It's hard to believe it's been thirteen years since we lost sweetheart Sandra Dee but it has been.
I most remember Sandra for her portrayal of the character Gidget (before the Sally Field days). She had a squeaky clean, girl next door image which is why she was the inspiration for the song "Look At Me I'm Sandra Dee" from the cult classic 1978 film, Grease.
Many young girls grew up admiring Sandra and her teen flicks. But like many young stars, her career folded after adulthood.
But we sure do have some great memories of her and her warmhearted films are still enjoyed today.
So here is a quick tribute to Sandra Dee...
BIO via IMDB
"Sandra Dee was born Alexandria Zuck on April 23, 1942 in Bayonne, New Jersey, to Mary (Cymboliak) and John Zuck.

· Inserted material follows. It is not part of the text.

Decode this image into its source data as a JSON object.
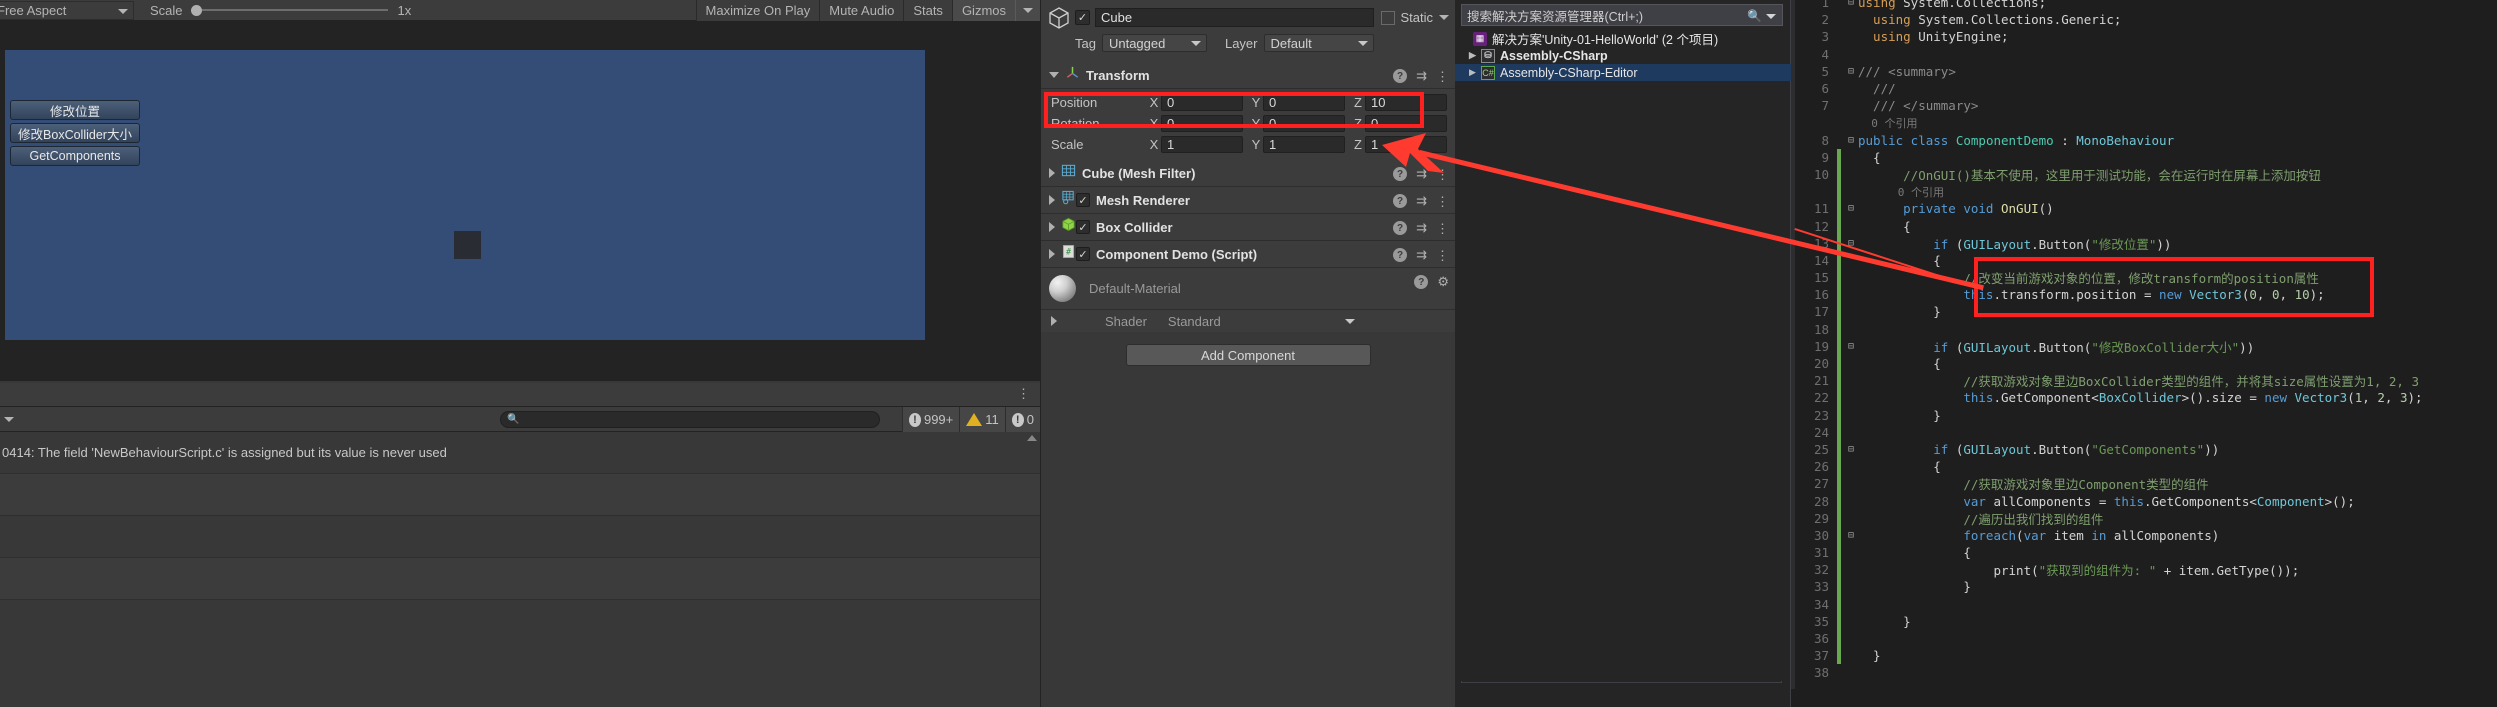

She was of Carpatho-Rusyn descent. Her mother envisioned a show business career for her daughter and would often lie about her age in order to get Sandy where she wanted to go. For example, her mother enrolled her in school early so she could have a head start. Sandy was only four years old when she entered the second grade. Sandra was an extremely pretty young lady, which enabled her to get into modeling. In fact, she was already very successful at her craft by the time she was 12 years old. This in turn led to television commercials for local companies, an added benefit for the young model.
Through her mother's prodding and the talent scouts, Sandra was signed to do a movie when she was 14 called Until They Sail (1957), released in 1957. While the film didn't exactly top the charts, it would lay the foundation for Sandra's career. The new young actress was then signed to two more films for 1958, The Reluctant Debutante (1958) and The Restless Years (1958), the latter with a young actor, John Saxon. In 1959, Sandra appeared in five productions with Gidget (1959) and A Summer Place (1959) being the two most popular. Sandra was 17 years old and becoming the heartthrob of teenage boys all across America. In 1960, Sandra appeared in only one film, Portrait in Black (1960), but is remembered by her for something else. She married teen idol Bobby Darin in December of that year. It may have sunk a few teen boys' hearts, but most still were enamored of her. Her work, once again, took off. The 1961 releases were Come September (1961), Romanoff and Juliet (1961), and as Tammy Tyree in Tammy Tell Me True (1961).
Sandra had replaced the ever-popular Debbie Reynolds in the "Tammy" series, but the film and its 1963 sequel, Tammy and the Doctor (1963), didn't do all that well at the box-office. The films were now slowing for Sandra. The last few that she made were I'd Rather Be Rich (1964), That Funny Feeling (1965), A Man Could Get Killed (1966), Doctor, You've Got to Be Kidding! (1967), and Rosie! (1967). By 1967, her marriage to Darin ended and so did her film career. There was little call for a teenage movie star to play daughters and such, when everyone knew that she was a divorcée. Plus, the face of movies had changed and sugary stories were not the ones that people wanted to see. Sandra did nail down the part of "Nancy Wagner" in 1970's The Dunwich Horror (1970).
In the 1970s, Dee made a few appearances in made-for-television movies, but it was the film Grease (1978) that made her famous to a new generation. While she was not in the film, one of the popular songs was "Look At Me, I'm Sandra Dee".
Sandra's last silver screen role was in Lost (1983). She died of kidney complications on February 20, 2005."